Source files for the experiments from "Strategies for Stable Merge Sorting" of Sam Buss and Alexander Knop.
The test sequences use the following model. Since only merge costs were measured, the inputs to the sorts are sequences of run lengths (not arrays to be sorted). Let D be a distribution over integers. A sequence of m run lengths is chosen by choosing each of the m lengths independently according to the distribution D. We consider three types of distributions:
- The uniform distribution over numbers between 1 and 100,
- The power low distribution over numbers between 1 and 100 with the exponent 0.5 (note that the plots are almost identical),
- A mixture of the uniform distribution over integers between 1 and 100 and the uniform distribution over integers between 10000 and 100000, with mixture weights 0.95 and 0.05. This distribution was specially tailored to work better with 3-aware algorithms while still being formulated in a general way that avoids favoring any particular algorithm.

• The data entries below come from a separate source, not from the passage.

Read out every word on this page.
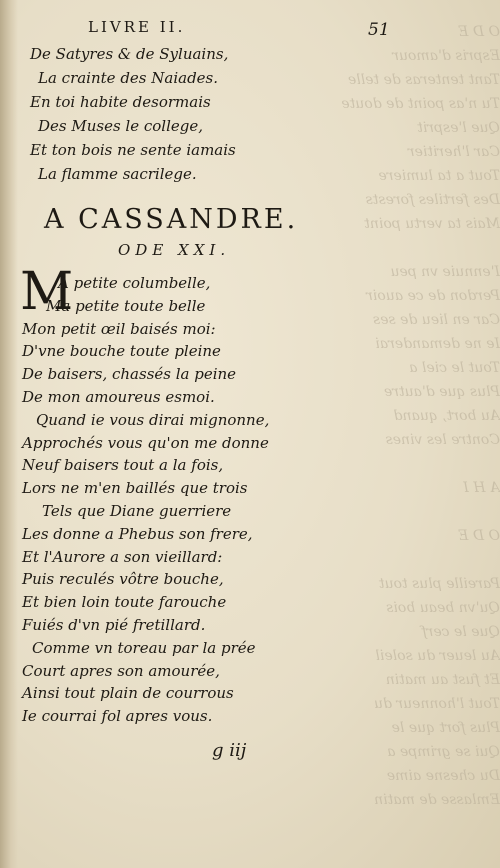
O D E
Espris d'amour
Tant tenteras de telle
Tu n'as point de doute
Que l'esprit
Car l'heritier
Tout a ta lumiere
Des fertiles forests
Mais ta vertu point
I'ennuie vn peu
Perdon de ce auoir
Car en lieu de ses
Ie ne demanderai
Tout le ciel a
Plus que d'autre
Au bort, quand
Contre les vines
A H I
O D E
Pareille plus tout
Qu'vn beau bois
Que le cerf
Au leuer du soleil
Et fust au matin
Tout l'honneur du
Plus fort que le
Qui se grimpe a
Du chesne aime
Emlasse de matin
LIVRE II.	51
De Satyres & de Syluains,
La crainte des Naiades.
En toi habite desormais
Des Muses le college,
Et ton bois ne sente iamais
La flamme sacrilege.
A CASSANDRE.
ODE XXI.
M
A petite columbelle,
Ma petite toute belle
Mon petit œil baisés moi:
D'vne bouche toute pleine
De baisers, chassés la peine
De mon amoureus esmoi.
Quand ie vous dirai mignonne,
Approchés vous qu'on me donne
Neuf baisers tout a la fois,
Lors ne m'en baillés que trois
Tels que Diane guerriere
Les donne a Phebus son frere,
Et l'Aurore a son vieillard:
Puis reculés vôtre bouche,
Et bien loin toute farouche
Fuiés d'vn pié fretillard.
Comme vn toreau par la prée
Court apres son amourée,
Ainsi tout plain de courrous
Ie courrai fol apres vous.
g iij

In the directory example one may find the generated merge-costs with the run
lengths according to these distributions.
To regenerate "YOUR_SORT_distribution_1_100_100.dat" you need to run
./simulate 100 5000 DISTRIBUTION YOUR_SORT 100 >> DISTRIBUTION/YOUR_SORT.dat
After that you need to sparse the file using sparse.py by running
python sparsify.py DISTRIBUTION/YOUR_SORT.dat > DISTRIBUTION/sparse_YOUR_SORT.dat. Finally, you may regenerate the plots using the command
gnuplot plot.gp.